The best entry point for Normandy from abroad is Paris, which offers the most flight connections. In Normandy, places worth visiting are not particularly close to each other, and traffic is significantly better than in the capital or in the Riviera, so it’s a good idea to rent a car in Paris and do a road trip in Normandy. Drive yourself if you like, but of course having a chauffeur will allow you to relax and better appreciate the landscape. If you prefer flying a private jet, you can go deeper into Normandy by using airports in Le Havre, Caen and Saint-Malo in neighbouring Brittany.
Climate & seasons
Unless you like cold and damp weather, you will want to avoid winter.
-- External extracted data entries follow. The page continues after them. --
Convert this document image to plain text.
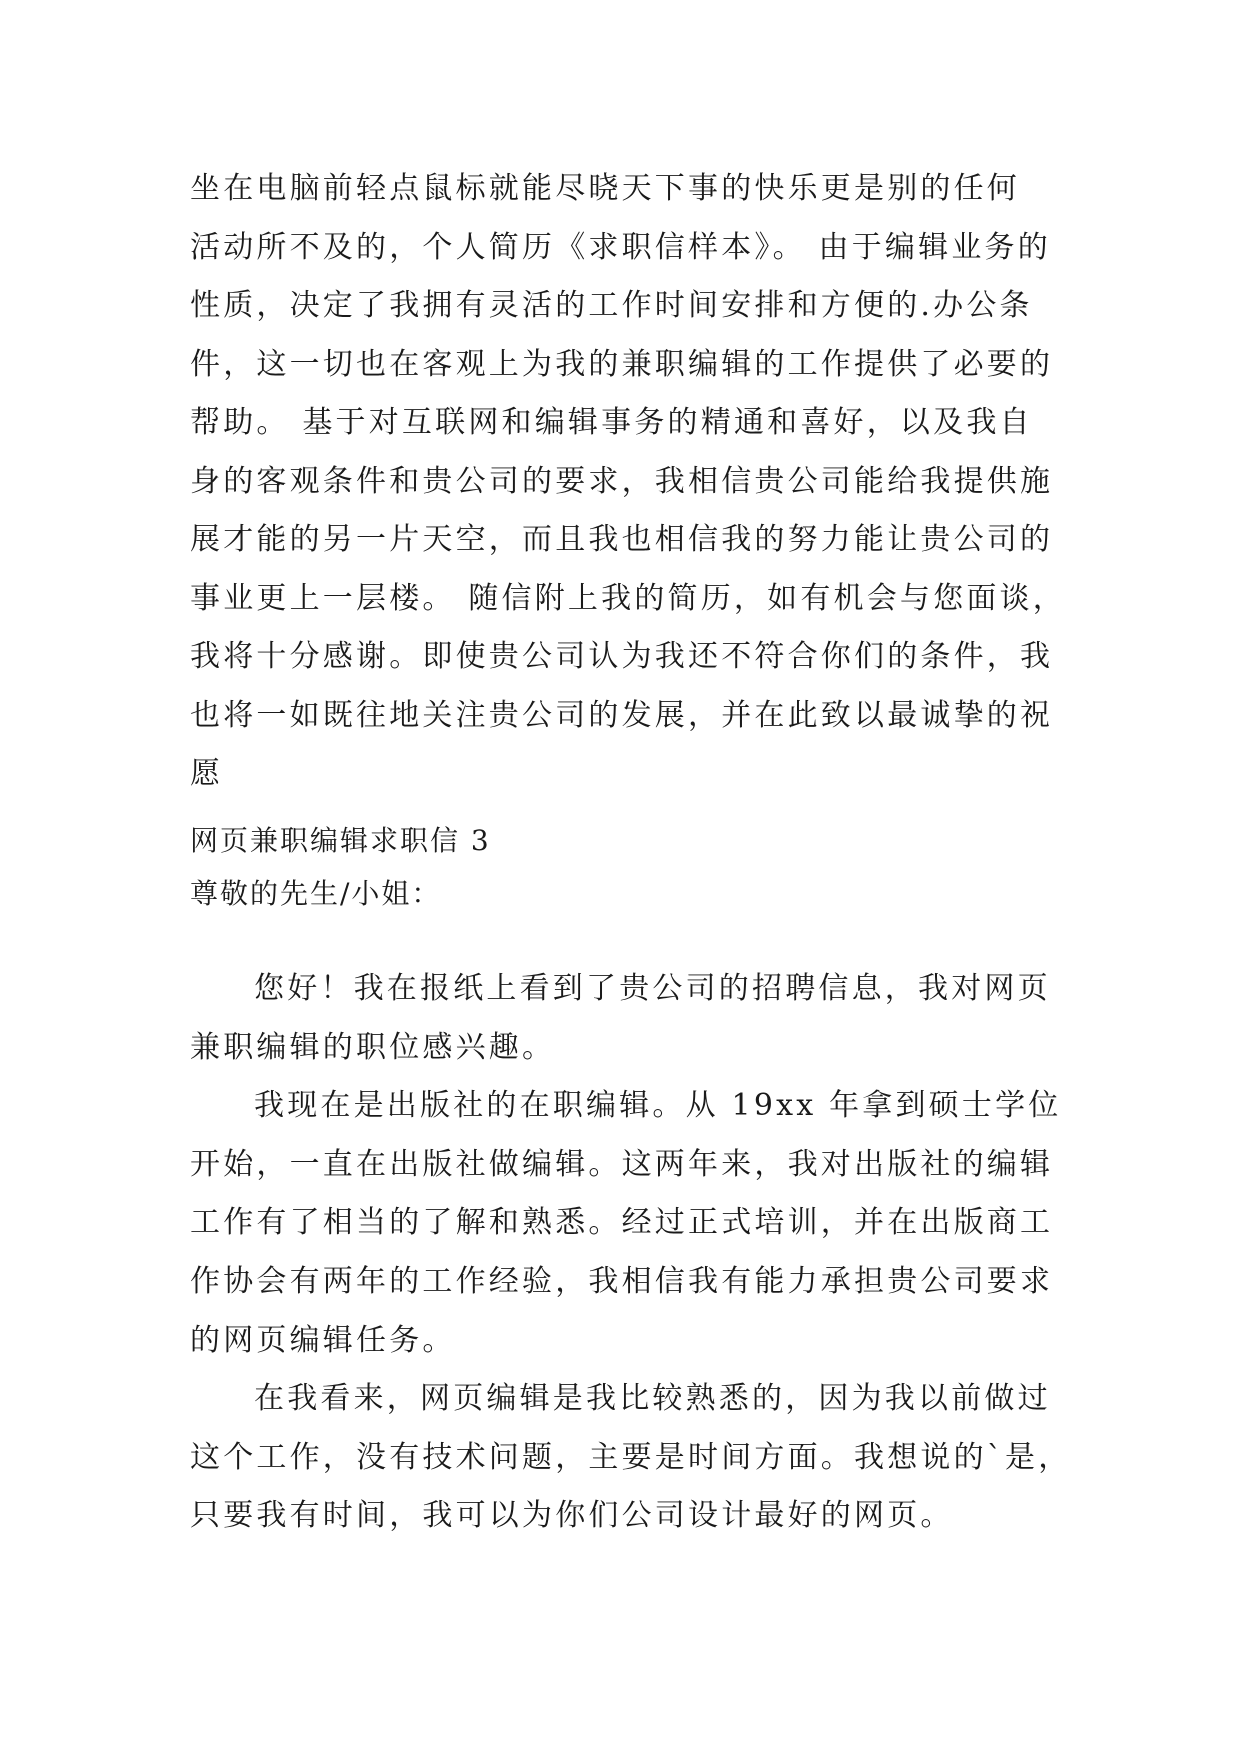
坐在电脑前轻点鼠标就能尽晓天下事的快乐更是别的任何
活动所不及的，个人简历《求职信样本》。 由于编辑业务的
性质，决定了我拥有灵活的工作时间安排和方便的.办公条
件，这一切也在客观上为我的兼职编辑的工作提供了必要的
帮助。 基于对互联网和编辑事务的精通和喜好，以及我自
身的客观条件和贵公司的要求，我相信贵公司能给我提供施
展才能的另一片天空，而且我也相信我的努力能让贵公司的
事业更上一层楼。 随信附上我的简历，如有机会与您面谈，
我将十分感谢。即使贵公司认为我还不符合你们的条件，我
也将一如既往地关注贵公司的发展，并在此致以最诚挚的祝
愿
网页兼职编辑求职信 3
尊敬的先生/小姐：
您好！我在报纸上看到了贵公司的招聘信息，我对网页
兼职编辑的职位感兴趣。
我现在是出版社的在职编辑。从 19xx 年拿到硕士学位
开始，一直在出版社做编辑。这两年来，我对出版社的编辑
工作有了相当的了解和熟悉。经过正式培训，并在出版商工
作协会有两年的工作经验，我相信我有能力承担贵公司要求
的网页编辑任务。
在我看来，网页编辑是我比较熟悉的，因为我以前做过
这个工作，没有技术问题，主要是时间方面。我想说的`是，
只要我有时间，我可以为你们公司设计最好的网页。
Come in any other season and you may find rain, but will most likely have some sunshine as well. In summer it doesn’t really get hot — maximum temperatures are around 23°C — but many French feel it’s warm enough for basking on the shore and a dip in the sea.
Where to go
The most famous site in Normandy is probably the monastery-citadel of Mont Saint-Michel — it’s an unique architectural jewel, and definitely worth a visit. If you like military history, you will be awed to stand on the windswept D-Day beaches just north of Caen, and walk among the soldiers’ graves at the WWII cemeteries. At Bayeux the famous tapestry tells of history much more ancient, and in the streets of medieval Rouen your heart will weep for brave Joan of Arc. Maybe you are more into art than history, and in that case you will want to visit Monet’s garden in Giverny — if you decide for a road trip, this can be your first stop as you enter Normandy. If fashion is your thing, don’t miss Christian Dior’s childhood home in Granville. And whatever your preferences are, do check out Deauville, the premier seaside resort in the region.
What to do
Travel along the coast to discover the impressive Étretat cliffs, the secret haunt of fictional criminal Arsène Lupin. Then stand on the landing beaches where thousands of real-life soldiers fought and died so that Europe could be free, and pay your respects to their bravery in the cemeteries where their bodies were buried. Go back in time to the days of the Normans as you admire the scenes woven in the 68-metre long tapestry of Bayeux, then roam the medieval streets of Rouen and Harfleur. Tour Mont Saint-Michel, then hover above it in a helicopter. Meet farmers, and taste and learn all about camembert cheese.